My Federation family, I am truly prouder of what we have done in the past year than I have ever been at any of the previous twenty-four conventions I have attended. How our movement has responded in the past year gives me deep strength and boundless hope for what we will do together in the future. It continues to be my deepest honor to serve as your President. Answering to you and carrying out your priorities is the most challenging and joyous undertaking of my life. In the past year, the challenges were ones I never imagined. Yet you gave me everything we needed to push through. You invested in me. You trained me. You challenged me to test the limits for us as blind people by encouraging me to dare to do so within myself. You have loved and trusted me enough to give to me and to accept what I have been blessed to give back.
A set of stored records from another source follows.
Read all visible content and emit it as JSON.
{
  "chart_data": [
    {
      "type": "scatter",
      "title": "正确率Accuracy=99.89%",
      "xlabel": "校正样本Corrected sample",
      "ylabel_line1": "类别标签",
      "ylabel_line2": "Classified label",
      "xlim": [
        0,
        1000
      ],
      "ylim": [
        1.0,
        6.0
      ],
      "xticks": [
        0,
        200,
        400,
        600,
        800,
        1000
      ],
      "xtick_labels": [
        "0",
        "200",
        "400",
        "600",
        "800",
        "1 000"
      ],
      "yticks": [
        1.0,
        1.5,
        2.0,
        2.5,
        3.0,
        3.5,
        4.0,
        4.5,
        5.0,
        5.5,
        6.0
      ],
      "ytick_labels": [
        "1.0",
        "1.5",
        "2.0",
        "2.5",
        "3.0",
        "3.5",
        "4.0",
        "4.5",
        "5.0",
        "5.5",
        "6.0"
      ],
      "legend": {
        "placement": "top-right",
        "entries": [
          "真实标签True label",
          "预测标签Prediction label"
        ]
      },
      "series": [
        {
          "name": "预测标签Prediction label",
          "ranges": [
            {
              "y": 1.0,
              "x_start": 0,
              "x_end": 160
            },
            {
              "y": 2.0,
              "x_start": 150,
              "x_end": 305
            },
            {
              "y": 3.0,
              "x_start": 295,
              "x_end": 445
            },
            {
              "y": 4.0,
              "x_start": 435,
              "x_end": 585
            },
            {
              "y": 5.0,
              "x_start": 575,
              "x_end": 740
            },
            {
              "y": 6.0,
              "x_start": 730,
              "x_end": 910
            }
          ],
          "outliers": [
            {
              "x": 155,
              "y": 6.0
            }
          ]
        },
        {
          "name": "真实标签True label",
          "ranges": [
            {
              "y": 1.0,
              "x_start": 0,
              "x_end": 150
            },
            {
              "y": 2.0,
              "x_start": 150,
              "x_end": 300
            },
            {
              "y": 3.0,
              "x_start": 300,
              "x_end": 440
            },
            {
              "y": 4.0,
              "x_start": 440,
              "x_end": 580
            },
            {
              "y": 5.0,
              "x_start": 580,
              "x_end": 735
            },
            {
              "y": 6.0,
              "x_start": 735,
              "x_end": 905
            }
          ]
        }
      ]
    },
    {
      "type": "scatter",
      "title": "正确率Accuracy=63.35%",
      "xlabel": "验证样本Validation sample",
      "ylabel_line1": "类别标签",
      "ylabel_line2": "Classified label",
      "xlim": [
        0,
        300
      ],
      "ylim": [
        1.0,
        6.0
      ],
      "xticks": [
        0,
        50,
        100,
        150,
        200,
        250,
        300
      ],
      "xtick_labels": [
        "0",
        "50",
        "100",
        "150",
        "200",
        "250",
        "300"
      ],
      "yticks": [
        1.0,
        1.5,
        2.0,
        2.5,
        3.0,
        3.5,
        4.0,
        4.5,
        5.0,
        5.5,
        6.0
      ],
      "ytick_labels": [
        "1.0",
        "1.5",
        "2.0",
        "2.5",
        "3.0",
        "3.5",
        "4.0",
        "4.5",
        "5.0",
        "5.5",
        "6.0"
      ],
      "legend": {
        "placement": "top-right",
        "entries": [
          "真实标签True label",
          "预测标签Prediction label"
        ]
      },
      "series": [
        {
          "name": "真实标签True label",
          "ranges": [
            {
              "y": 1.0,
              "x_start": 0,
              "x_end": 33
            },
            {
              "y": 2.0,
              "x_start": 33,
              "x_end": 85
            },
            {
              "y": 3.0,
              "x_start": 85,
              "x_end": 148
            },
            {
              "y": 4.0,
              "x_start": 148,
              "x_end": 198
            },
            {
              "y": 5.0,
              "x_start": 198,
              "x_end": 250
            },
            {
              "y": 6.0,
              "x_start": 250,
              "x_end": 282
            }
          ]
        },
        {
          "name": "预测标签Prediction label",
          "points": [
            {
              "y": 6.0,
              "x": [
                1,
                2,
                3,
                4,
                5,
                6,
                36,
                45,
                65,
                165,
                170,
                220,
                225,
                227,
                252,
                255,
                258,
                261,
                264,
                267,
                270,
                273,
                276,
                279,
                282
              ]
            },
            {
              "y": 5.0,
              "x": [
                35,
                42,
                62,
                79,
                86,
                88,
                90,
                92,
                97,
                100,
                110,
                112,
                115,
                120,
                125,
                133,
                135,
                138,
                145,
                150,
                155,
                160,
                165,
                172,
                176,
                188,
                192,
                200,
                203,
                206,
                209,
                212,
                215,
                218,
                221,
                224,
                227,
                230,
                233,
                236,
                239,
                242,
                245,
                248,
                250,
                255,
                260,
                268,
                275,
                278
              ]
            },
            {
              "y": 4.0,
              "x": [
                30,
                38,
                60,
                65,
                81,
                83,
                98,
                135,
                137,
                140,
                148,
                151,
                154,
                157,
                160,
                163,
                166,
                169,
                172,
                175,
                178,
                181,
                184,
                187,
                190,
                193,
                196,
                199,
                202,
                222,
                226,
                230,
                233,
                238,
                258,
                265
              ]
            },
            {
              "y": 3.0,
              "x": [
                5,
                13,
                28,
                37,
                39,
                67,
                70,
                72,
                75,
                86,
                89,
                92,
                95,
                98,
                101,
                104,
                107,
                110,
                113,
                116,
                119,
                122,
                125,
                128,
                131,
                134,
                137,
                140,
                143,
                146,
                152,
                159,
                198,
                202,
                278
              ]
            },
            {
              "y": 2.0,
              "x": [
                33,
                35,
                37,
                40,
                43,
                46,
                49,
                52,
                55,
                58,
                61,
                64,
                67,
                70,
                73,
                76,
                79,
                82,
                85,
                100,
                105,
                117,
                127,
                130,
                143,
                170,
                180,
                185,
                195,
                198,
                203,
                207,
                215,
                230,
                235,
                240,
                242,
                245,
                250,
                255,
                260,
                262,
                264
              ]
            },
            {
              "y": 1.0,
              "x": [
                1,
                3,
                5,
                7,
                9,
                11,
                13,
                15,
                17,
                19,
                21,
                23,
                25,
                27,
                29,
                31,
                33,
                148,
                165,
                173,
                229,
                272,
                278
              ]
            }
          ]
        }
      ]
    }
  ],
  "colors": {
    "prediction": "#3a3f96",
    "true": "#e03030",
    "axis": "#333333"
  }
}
A year ago I would have told you I had no idea how we would do what we have done this year, but the truth is you prepared me long ago for these moments. I carry the understanding that we are in this together—you have my back, and I have yours. The wise counsel and unwavering support that you have given to me combined with your extraordinary efforts makes it possible to lead. The love that you share with me and my family makes it possible to live the life we want. I again pledge to you my dedication, energy, imagination, and heart in advancing the mission of our movement. I will never ask of you anything that I am not prepared to do myself. I am prepared to serve in this office as long as you call upon me to do so. I will continue to march shoulder to shoulder with you until I have nothing left to give. I will never run out of gratitude for all that you have given to me, and I will continue to work tirelessly to pay the value of the Federation family forward to a new generation of leaders.
Fellow Federationists, this is my report for 2020. This is the continued progress we make in protecting. This is the unshakeable bond of faith we share in connecting. This is how we transform dreams into reality despite unexpected challenges. This is our love, hope, and determination in the National Federation of the Blind.